Es darf mit zwei Tauchgängen pro Tag gerechnet werden, die meisten vom Boot aus. Die Mittagspause wird auf See verbracht, oft bei einer kräftigen Fischsuppe oder Gemüse mit Kartoffeln – eingenommen in der gemütlichen Enge der Bootskabine, warm eingehüllt in die Unterzieher des Trockentauchanzugs. Kaum ein Moment schweisst Tauchende so zusammen, wie dieser, wenn man nebeneinander auf der Bank sitzt, die Suppe löffelt und die Erlebnisse des Tauchgangs Revue passieren lässt. Neben den Wracks gibt es in Gulen auch Rifftauchgänge, die in ihrer bizarren Schönheit einzigartig sind: Eine skurrile Unterwasserwelt, durchzogen von Weichtieren, kräftigen Fischen und scharfkantigen Felsen, übersät mit Seesternen – ein Spektakel der Natur und ein absolutes „Muss“ in jeder Tauchkarriere.
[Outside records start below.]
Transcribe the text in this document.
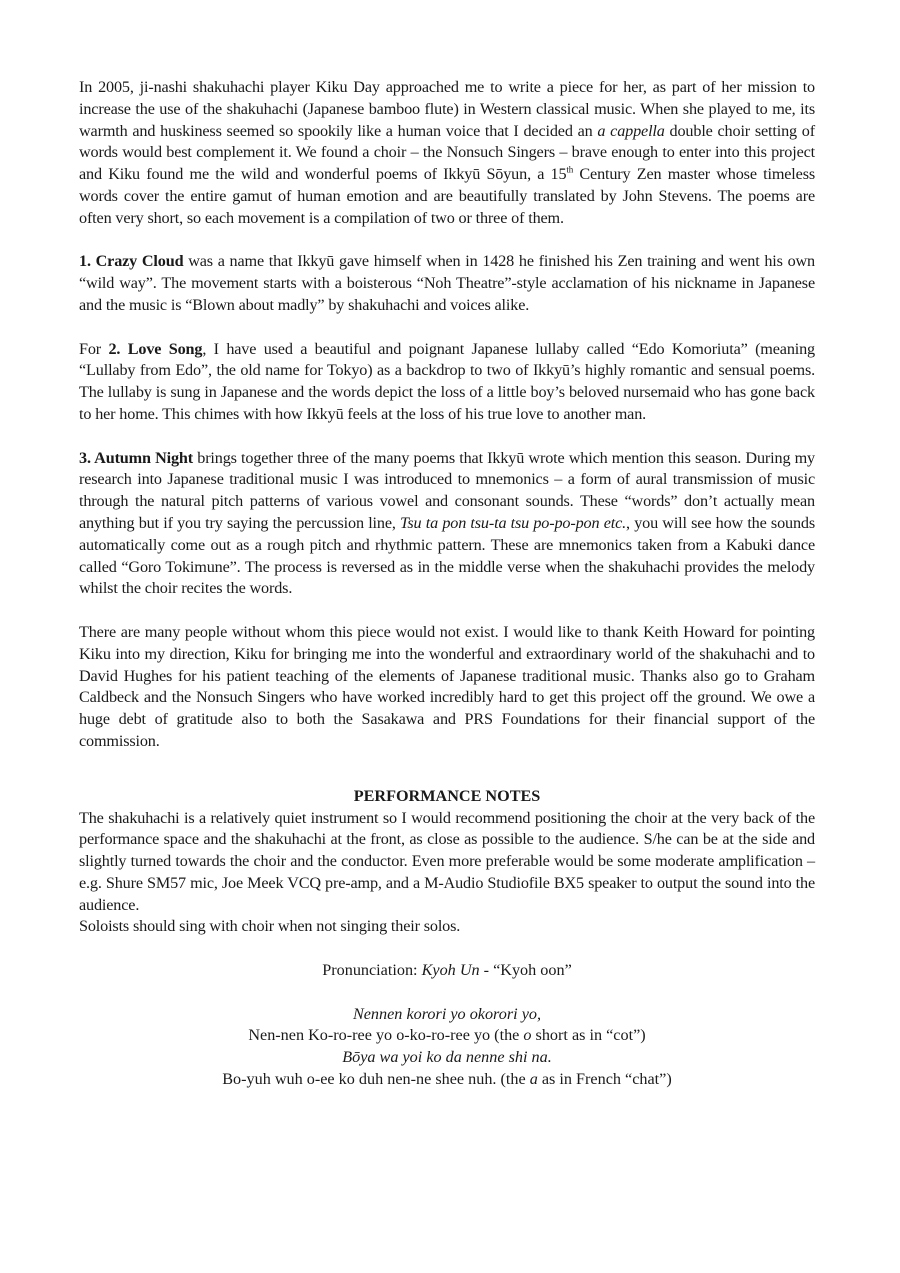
In 2005, ji-nashi shakuhachi player Kiku Day approached me to write a piece for her, as part of her mission to increase the use of the shakuhachi (Japanese bamboo flute) in Western classical music. When she played to me, its warmth and huskiness seemed so spookily like a human voice that I decided an a cappella double choir setting of words would best complement it. We found a choir – the Nonsuch Singers – brave enough to enter into this project and Kiku found me the wild and wonderful poems of Ikkyū Sōyun, a 15th Century Zen master whose timeless words cover the entire gamut of human emotion and are beautifully translated by John Stevens. The poems are often very short, so each movement is a compilation of two or three of them.

1. Crazy Cloud was a name that Ikkyū gave himself when in 1428 he finished his Zen training and went his own “wild way”. The movement starts with a boisterous “Noh Theatre”-style acclamation of his nickname in Japanese and the music is “Blown about madly” by shakuhachi and voices alike.

For 2. Love Song, I have used a beautiful and poignant Japanese lullaby called “Edo Komoriuta” (meaning “Lullaby from Edo”, the old name for Tokyo) as a backdrop to two of Ikkyū’s highly romantic and sensual poems. The lullaby is sung in Japanese and the words depict the loss of a little boy’s beloved nursemaid who has gone back to her home. This chimes with how Ikkyū feels at the loss of his true love to another man.

3. Autumn Night brings together three of the many poems that Ikkyū wrote which mention this season. During my research into Japanese traditional music I was introduced to mnemonics – a form of aural transmission of music through the natural pitch patterns of various vowel and consonant sounds. These “words” don’t actually mean anything but if you try saying the percussion line, Tsu ta pon tsu-ta tsu po-po-pon etc., you will see how the sounds automatically come out as a rough pitch and rhythmic pattern. These are mnemonics taken from a Kabuki dance called “Goro Tokimune”. The process is reversed as in the middle verse when the shakuhachi provides the melody whilst the choir recites the words.

There are many people without whom this piece would not exist. I would like to thank Keith Howard for pointing Kiku into my direction, Kiku for bringing me into the wonderful and extraordinary world of the shakuhachi and to David Hughes for his patient teaching of the elements of Japanese traditional music. Thanks also go to Graham Caldbeck and the Nonsuch Singers who have worked incredibly hard to get this project off the ground. We owe a huge debt of gratitude also to both the Sasakawa and PRS Foundations for their financial support of the commission.

PERFORMANCE NOTES

The shakuhachi is a relatively quiet instrument so I would recommend positioning the choir at the very back of the performance space and the shakuhachi at the front, as close as possible to the audience. S/he can be at the side and slightly turned towards the choir and the conductor. Even more preferable would be some moderate amplification – e.g. Shure SM57 mic, Joe Meek VCQ pre-amp, and a M-Audio Studiofile BX5 speaker to output the sound into the audience.

Soloists should sing with choir when not singing their solos.

Pronunciation: Kyoh Un - “Kyoh oon”

Nennen korori yo okorori yo,

Nen-nen Ko-ro-ree yo o-ko-ro-ree yo (the o short as in “cot”)

Bōya wa yoi ko da nenne shi na.

Bo-yuh wuh o-ee ko duh nen-ne shee nuh. (the a as in French “chat”)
Zugegeben, die Tauchgänge können ziemlich kalt und anstrengend sein, weshalb der Lift vom Boot ein willkommener Standard für uns Taucher mit schwerer Ausrüstung ist. Die perfekte Tauchreise für bequemes Ein- und Auftauchen mit viel Equipment wie Heizwesen, Doppelgeräte und Kammeras für faule Taucher.
Und wenn der Tag voller Eindrücke langsam zur Neige geht und die Batterien für den nächsten Tag geladen werden, wartet noch ein letzte Highlight auf die Gruppe, denn mit ein wenig Glück tanzen nachts die Nordlichter über den Himmel – ein Anblick, der müde Taucher glücklich und überwältigt heimkehren lässt. Eine Reise, wie sie nur der TSK möglich machen kann, ein fabelhafter Ort, liebevolle Buddies und abenteuerreiche Tauchgänge.